A flash of white whisked me away into a new memory. Iron bars spread across my vision as I floated beside Fraleigh within her small cage. Her manacles rattled as she trembled. Soldiers in blue marched around her, laughing and slurping down skeins of mead as they enjoyed the spoils of their conquest.
Waves crashed against the cliffs to the west. The sea of tents turned into stone buildings further inland with banners of blue hanging from the rooftops. Chains of the barbarian slaves dragged across the grass of the Hyton camp. All the people Fraleigh once knew as neighbors kept their eyes down as Alastar the Conqueror spoke with an old man with a long white beard. Fraleigh might not have understood his words, but she still recoiled when Alastar pointed at her.
The old man responded in Latiman, tripping over his consonants and mixing up words. After his tongue failed him, the old man pulled a boy forward, one with white hair and deep eyes. The older man gestured to the boy and I could make out the words “good” and “mind.”
The boy spoke up, speaking in near-perfect Latiman that even brought a smile to Alastar’s face. Alastar gestured to Fraleigh and the boy cautiously walked over.
The boy stopped when he was three feet in front of Fraleigh’s cage. “Please…don’t hurt me.”
Although I understood him because Fraleigh did, his vowels were rounder and his consonants sharp as spears—he was speaking Old Tongue.
Fraleigh held her breath and did not move.
The boy’s hands curled into trembling fists. “Don’t kill me, I’m trying to help you.”
Fraleigh’s eyes darted to Alastar, who glared at her from the other side of the cage. “How do you speak his tongue?”
I knew the answer to that—Alastar’s father and Marcus Janus had conquered the other provinces before they ever set foot onNordingaard. We must have been in the town that would later become Hyton.
The boy’s mouth formed a fine line. “I had to learn the language quickly. If the Latimans think you’re useful, you get to stay unchained.”
Fraleigh swallowed. “What does he want with me?”
The boy let out a breath. “He wanted me to tell you that unless you want to spend the rest of your days in a hole underground, you will make him gold. Lots of it.”
“Gold?” Fraleigh’s eyes watered. “I cannot make gold! My magic doesn’t work that way!”
The boy swallowed. “Sorceress, don’t cry.”

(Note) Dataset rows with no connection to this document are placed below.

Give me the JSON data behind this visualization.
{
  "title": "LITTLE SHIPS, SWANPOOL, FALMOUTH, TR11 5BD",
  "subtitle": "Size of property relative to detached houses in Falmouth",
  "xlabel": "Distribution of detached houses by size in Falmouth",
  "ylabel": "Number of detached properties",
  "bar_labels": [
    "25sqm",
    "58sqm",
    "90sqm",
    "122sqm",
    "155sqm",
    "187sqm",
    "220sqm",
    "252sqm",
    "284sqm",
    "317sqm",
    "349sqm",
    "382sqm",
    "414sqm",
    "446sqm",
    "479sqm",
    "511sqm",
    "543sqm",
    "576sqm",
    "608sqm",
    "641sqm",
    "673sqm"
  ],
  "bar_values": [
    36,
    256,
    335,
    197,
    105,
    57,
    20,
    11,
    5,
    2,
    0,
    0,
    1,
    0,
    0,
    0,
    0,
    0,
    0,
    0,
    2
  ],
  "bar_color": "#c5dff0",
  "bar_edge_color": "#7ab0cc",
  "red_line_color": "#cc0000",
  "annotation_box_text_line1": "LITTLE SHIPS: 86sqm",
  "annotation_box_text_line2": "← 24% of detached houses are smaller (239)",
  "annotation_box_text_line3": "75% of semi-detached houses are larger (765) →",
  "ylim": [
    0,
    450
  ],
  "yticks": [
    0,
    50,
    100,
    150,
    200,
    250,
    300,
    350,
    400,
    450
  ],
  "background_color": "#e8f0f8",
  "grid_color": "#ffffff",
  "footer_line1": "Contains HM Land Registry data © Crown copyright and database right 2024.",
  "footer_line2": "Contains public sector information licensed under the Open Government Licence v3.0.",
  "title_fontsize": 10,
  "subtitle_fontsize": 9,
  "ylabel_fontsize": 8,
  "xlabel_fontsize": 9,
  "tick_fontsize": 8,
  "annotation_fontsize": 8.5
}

“If he finds out I can’t make gold, he’s going to…he’s going to…”
The boy stepped toward the cage and Fraleigh scampered back into the bars like he had struck her. His eyes widened as Fraleigh started to sob.
What…what had Alastar the Conqueror done to her?
The boy cut a glance over his shoulder and then scooped some pebbles off the ground.
“Aurum, lamia!” He shook the pebbles in his palm. “Aurum!”
I wish I had a body so I could knock the idiot boy away from the cage. How was screaming about gold going to help?
Fraleigh shook as she cried, but then the boy dropped to his knees in the grass and held his hand through the bars of Fraleigh’s cage.
His voice fell to a soft whisper. “I’m an alchemist’s apprentice—my power is the art of illusion.” He shook the pebbles again. “We’re going to make him believe you turn stone to gold.”
Wait…
I focused closer on the boy’s dark eyes, finding flecks of violet within. The boy was not a mere meddlesome annoyance, he wasthemeddlesome annoyance.
Daigen.
Darkness swallowed me as if I had been forced underground. A trapdoor opened above me and light from a full moon flooded into a small stone chamber.
Fraleigh stood beside me and looked up at the light. Stacks of gold coins glittered on a small table—the only piece of furniture in the dungeon.
Alastar the Conqueror had not even given her a bed.
Daigen dropped from the ladder into the dungeon and Fraleigh quickly clawed a hole in the dirt floor with her hands. As my gaze followed Fraleigh’s hands, I could not help but notice a stake in the ground that held an iron chain around her ankles.